In a warehouse, there is a row of barcodes, where the ith
barcode is barcodes[i]
.
Rearrange the barcodes so that no two adjacent barcodes are equal. You may return any answer, and it is guaranteed an answer exists.
Example 1:
Input: barcodes = [1,1,1,2,2,2] Output: [2,1,2,1,2,1]
Example 2:
Input: barcodes = [1,1,1,1,2,2,3,3] Output: [1,3,1,3,1,2,1,2]
Constraints:
1 <= barcodes.length <= 10000
1 <= barcodes[i] <= 10000
Rearrange a given array of barcodes barcodes
such that no two adjacent barcodes are the same. The solution should be efficient and handle various input sizes.
This solution uses a two-step approach:
Counting and Sorting: We first count the occurrences of each barcode using a hash map (or an array if the barcode values are within a known range). Then, we sort the barcodes based on their frequency in descending order. If two barcodes have the same frequency, we sort them in ascending order to maintain stability.
Alternating Placement: We create a result array ans
of the same size as barcodes
. We iterate through the sorted barcodes and place them alternately in even and odd indices of ans
. This ensures that no two identical barcodes are adjacent.
The code efficiently handles the problem by prioritizing the most frequent barcodes. By placing them in every other position, it maximizes the distance between identical barcodes. The sorting step uses a custom comparison function to handle frequency ties.
Time Complexity: O(N log N), dominated by the sorting step. Counting the frequencies is O(N).
Space Complexity: O(M), where M is the range of barcode values.

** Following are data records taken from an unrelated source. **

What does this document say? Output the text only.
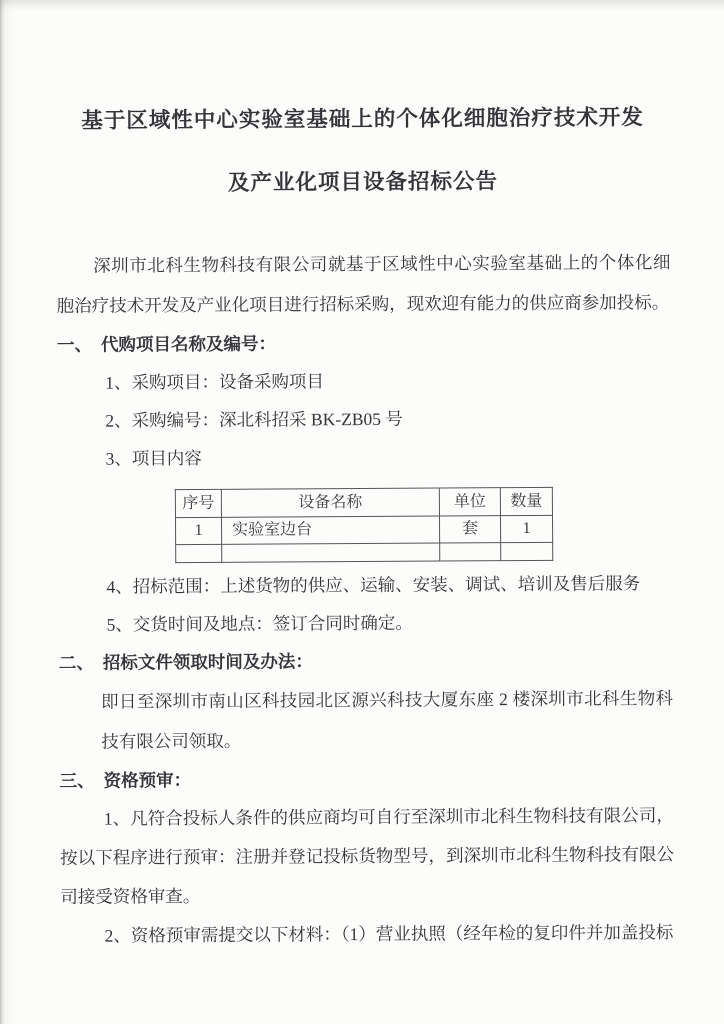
基于区域性中心实验室基础上的个体化细胞治疗技术开发
及产业化项目设备招标公告

深圳市北科生物科技有限公司就基于区域性中心实验室基础上的个体化细胞治疗技术开发及产业化项目进行招标采购，现欢迎有能力的供应商参加投标。

一、 代购项目名称及编号：

1、采购项目：设备采购项目
2、采购编号：深北科招采 BK-ZB05 号
3、项目内容
序号	设备名称	单位	数量
1	实验室边台	套	1

4、招标范围：上述货物的供应、运输、安装、调试、培训及售后服务
5、交货时间及地点：签订合同时确定。

二、 招标文件领取时间及办法：

即日至深圳市南山区科技园北区源兴科技大厦东座 2 楼深圳市北科生物科技有限公司领取。

三、 资格预审：

1、凡符合投标人条件的供应商均可自行至深圳市北科生物科技有限公司，按以下程序进行预审：注册并登记投标货物型号，到深圳市北科生物科技有限公司接受资格审查。

2、资格预审需提交以下材料：（1）营业执照（经年检的复印件并加盖投标
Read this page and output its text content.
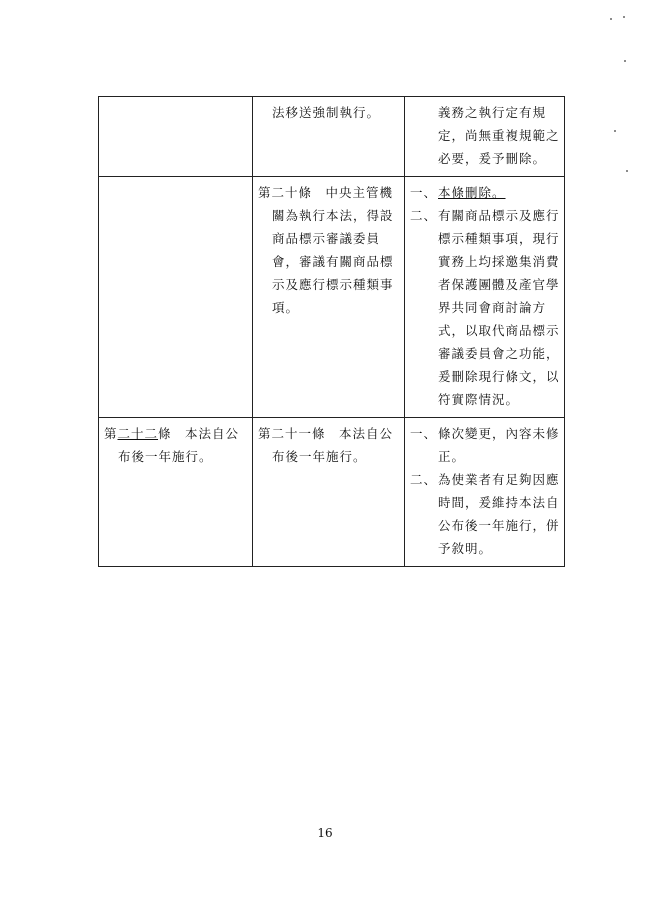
	法移送強制執行。	義務之執行定有規定，尚無重複規範之必要，爰予刪除。

	第二十條　中央主管機關為執行本法，得設商品標示審議委員會，審議有關商品標示及應行標示種類事項。	一、 本條刪除。
二、 有關商品標示及應行標示種類事項，現行實務上均採邀集消費者保護團體及產官學界共同會商討論方式，以取代商品標示審議委員會之功能，爰刪除現行條文，以符實際情況。

第二十二條　本法自公布後一年施行。	第二十一條　本法自公布後一年施行。	一、 條次變更，內容未修正。
二、 為使業者有足夠因應時間，爰維持本法自公布後一年施行，併予敘明。
16
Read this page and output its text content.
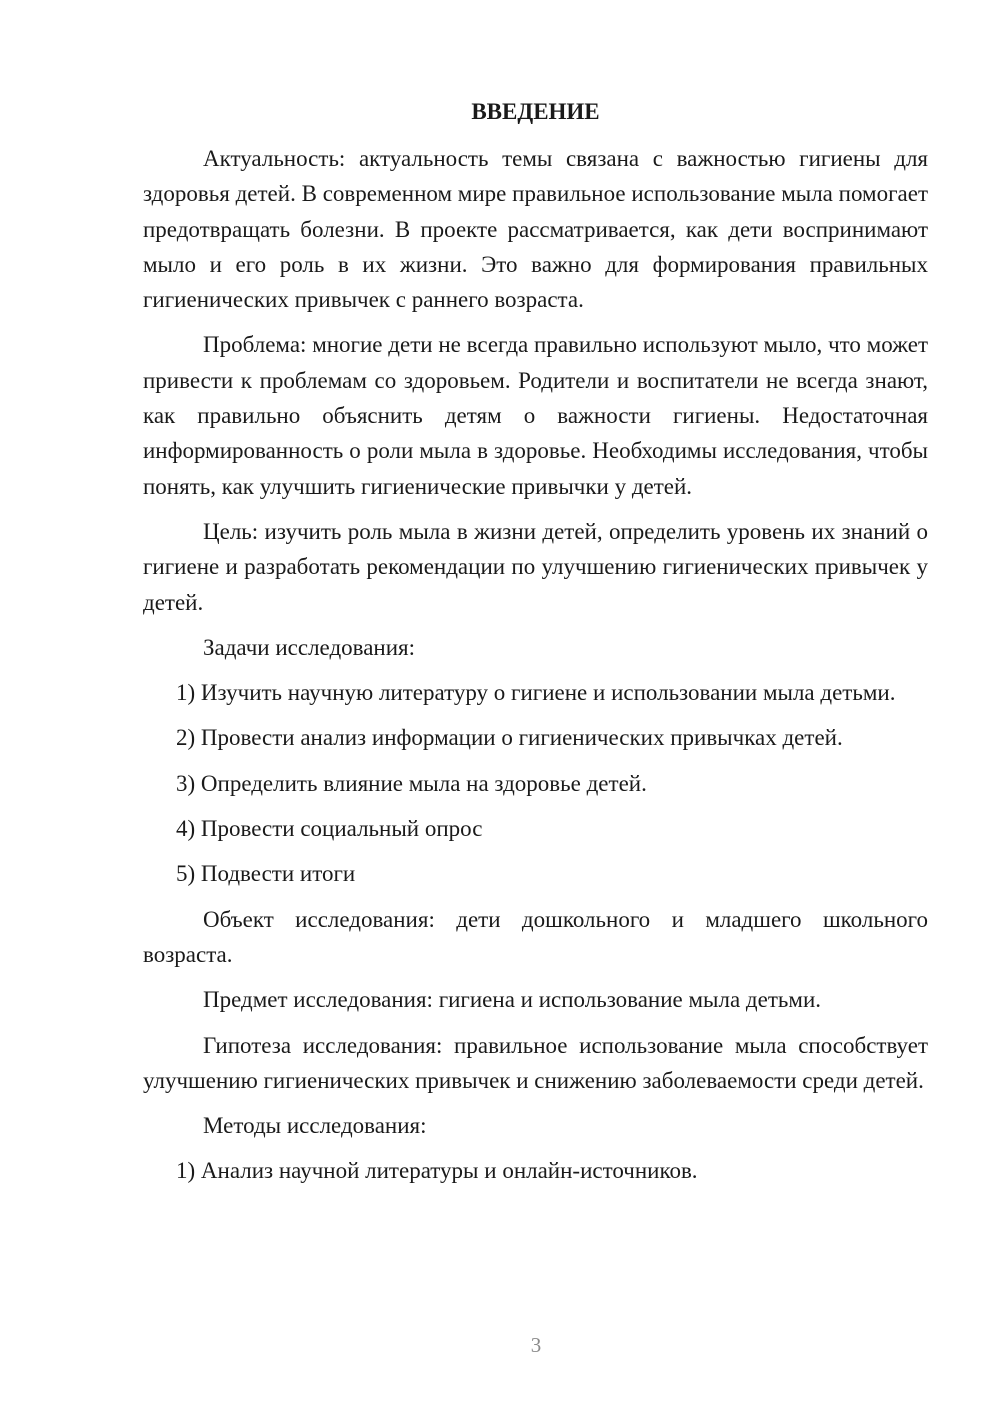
ВВЕДЕНИЕ

Актуальность: актуальность темы связана с важностью гигиены для здоровья детей. В современном мире правильное использование мыла помогает предотвращать болезни. В проекте рассматривается, как дети воспринимают мыло и его роль в их жизни. Это важно для формирования правильных гигиенических привычек с раннего возраста.

Проблема: многие дети не всегда правильно используют мыло, что может привести к проблемам со здоровьем. Родители и воспитатели не всегда знают, как правильно объяснить детям о важности гигиены. Недостаточная информированность о роли мыла в здоровье. Необходимы исследования, чтобы понять, как улучшить гигиенические привычки у детей.

Цель: изучить роль мыла в жизни детей, определить уровень их знаний о гигиене и разработать рекомендации по улучшению гигиенических привычек у детей.

Задачи исследования:

1) Изучить научную литературу о гигиене и использовании мыла детьми.

2) Провести анализ информации о гигиенических привычках детей.

3) Определить влияние мыла на здоровье детей.

4) Провести социальный опрос

5) Подвести итоги

Объект исследования: дети дошкольного и младшего школьного возраста.

Предмет исследования: гигиена и использование мыла детьми.

Гипотеза исследования: правильное использование мыла способствует улучшению гигиенических привычек и снижению заболеваемости среди детей.

Методы исследования:

1) Анализ научной литературы и онлайн-источников.

3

In the worst case, this could be equal to N, but in many cases, it's much smaller than N.
from collections import Counter
def rearrangeBarcodes(barcodes):
"""
Rearranges barcodes such that no adjacent barcodes are the same.
Args:
barcodes: A list of integers representing the barcodes.
Returns:
A list of integers representing the rearranged barcodes.
"""
count = Counter(barcodes) # Count the frequency of each barcode
sorted_barcodes = sorted(count.items(), key=lambda item: (-item[1], item[0])) #Sort by frequency (descending), then value (ascending)
result = [0] * len(barcodes)
even_index = 0
odd_index = 1
for barcode, frequency in sorted_barcodes:
for _ in range(frequency):
if even_index < len(barcodes):
result[even_index] = barcode
even_index += 2
else:
result[odd_index] = barcode
odd_index += 2
return result
#Example usage
barcodes = [1,1,1,2,2,2]
print(rearrangeBarcodes(barcodes)) # Output: [2, 1, 2, 1, 2, 1] (or a similar valid arrangement)
barcodes = [1,1,1,1,2,2,3,3]
print(rearrangeBarcodes(barcodes)) #Output: [1, 3, 1, 3, 1, 2, 1, 2] (or a similar valid arrangement)
import java.util.*;
import java.util.Map.Entry;
class Solution {
public int[] rearrangeBarcodes(int[] barcodes) {
Map<Integer, Integer> count = new HashMap<>();
for (int barcode : barcodes) {
count.put(barcode, count.getOrDefault(barcode, 0) + 1);
}
List<Entry<Integer, Integer>> sortedBarcodes = new ArrayList<>(count.entrySet());
sortedBarcodes.sort((a, b) -> b.getValue() - a.getValue()); //Sort by frequency (descending)
int[] result = new int[barcodes.length];
int evenIndex = 0;
int oddIndex = 1;
for (Entry<Integer, Integer> entry : sortedBarcodes) {
int barcode = entry.getKey();
int frequency = entry.getValue();
for (int i = 0; i < frequency; i++) {
if (evenIndex < barcodes.length) {
result[evenIndex] = barcode;
evenIndex += 2;
} else {
result[oddIndex] = barcode;
oddIndex += 2;
}
}
}
return result;
}
}
The Java and other language implementations follow a similar logic, adapting the data structures and syntax accordingly. The core algorithm remains the same: counting, sorting, and alternating placement.